Hardly anyone believes that GameStop, BlackBerry, Macy’s, AMC, or any of the other companies that WSB is promoting have fundamentals to support these surging stock prices. At some point, reality has to set in.

The sudden surge has drawn questions from regulators, who are monitoring trading amid fears of illegal activity. However, the amateur investors say they are just playing Wall Street at its own game. In online forums they accused Robinhood of enacting its own form of market manipulation by restricting purchases of GameStop and other shares.

The issue has also caught the attention of the White House and other officials. Press secretary Jen Psaki said President Joe Biden’s economic team, including newly-appointed Treasury Secretary Janet Yellen, was “monitoring the situation”.

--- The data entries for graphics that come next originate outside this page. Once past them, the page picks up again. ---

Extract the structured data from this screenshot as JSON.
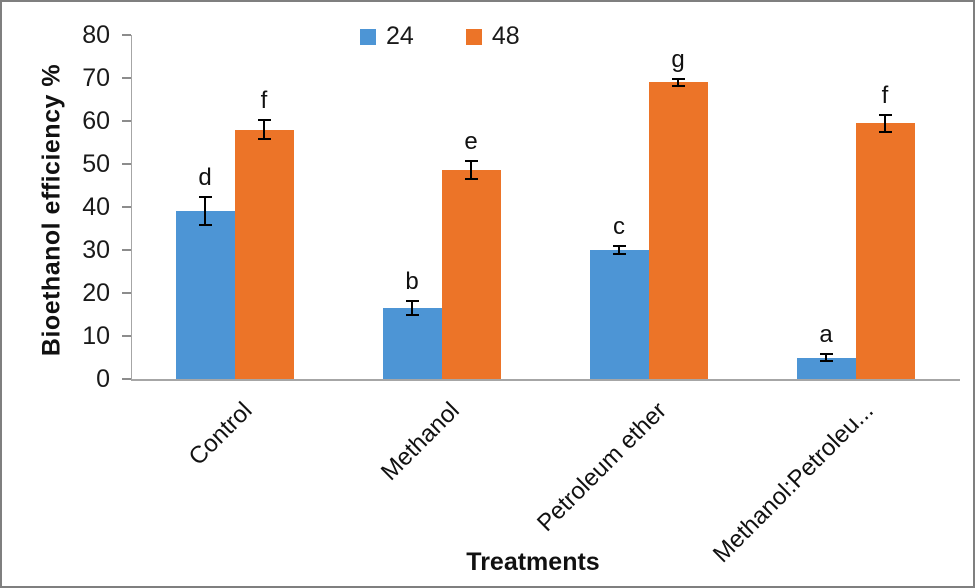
{
  "chart_data": {
    "type": "bar",
    "title": "",
    "xlabel": "Treatments",
    "ylabel": "Bioethanol efficiency  %",
    "ylim": [
      0,
      80
    ],
    "ytick_step": 10,
    "ytick_labels": [
      "0",
      "10",
      "20",
      "30",
      "40",
      "50",
      "60",
      "70",
      "80"
    ],
    "categories": [
      "Control",
      "Methanol",
      "Petroleum ether",
      "Methanol:Petroleu..."
    ],
    "series": [
      {
        "name": "24",
        "color": "#4D95D5",
        "values": [
          39,
          16.5,
          30,
          5
        ],
        "errors": [
          3.3,
          1.6,
          1.0,
          0.7
        ],
        "letter_labels": [
          "d",
          "b",
          "c",
          "a"
        ]
      },
      {
        "name": "48",
        "color": "#EC7428",
        "values": [
          58,
          48.6,
          69,
          59.5
        ],
        "errors": [
          2.3,
          2.2,
          0.8,
          2.0
        ],
        "letter_labels": [
          "f",
          "e",
          "g",
          "f"
        ]
      }
    ],
    "legend_position": "top",
    "grid": false,
    "error_bars": true
  },
  "colors": {
    "axis_line": "#A6A6A6",
    "tick_mark": "#8C8C8C",
    "text": "#111111",
    "frame_border": "#7F7F7F",
    "error_bar": "#000000"
  }
}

US stock exchange Nasdaq’s chief executive Adena Friedman said exchanges and regulators should watch whether anonymous social media posts could be driving “pump and dump” schemes.

Jacob Frenkel, a former lawyer at the Securities and Exchange Commission, the main US financial regulator, said: “Such volatile trading fuelled by opinions where there appears to be little corporate activity to justify the price movement is exactly what SEC investigations are made of.”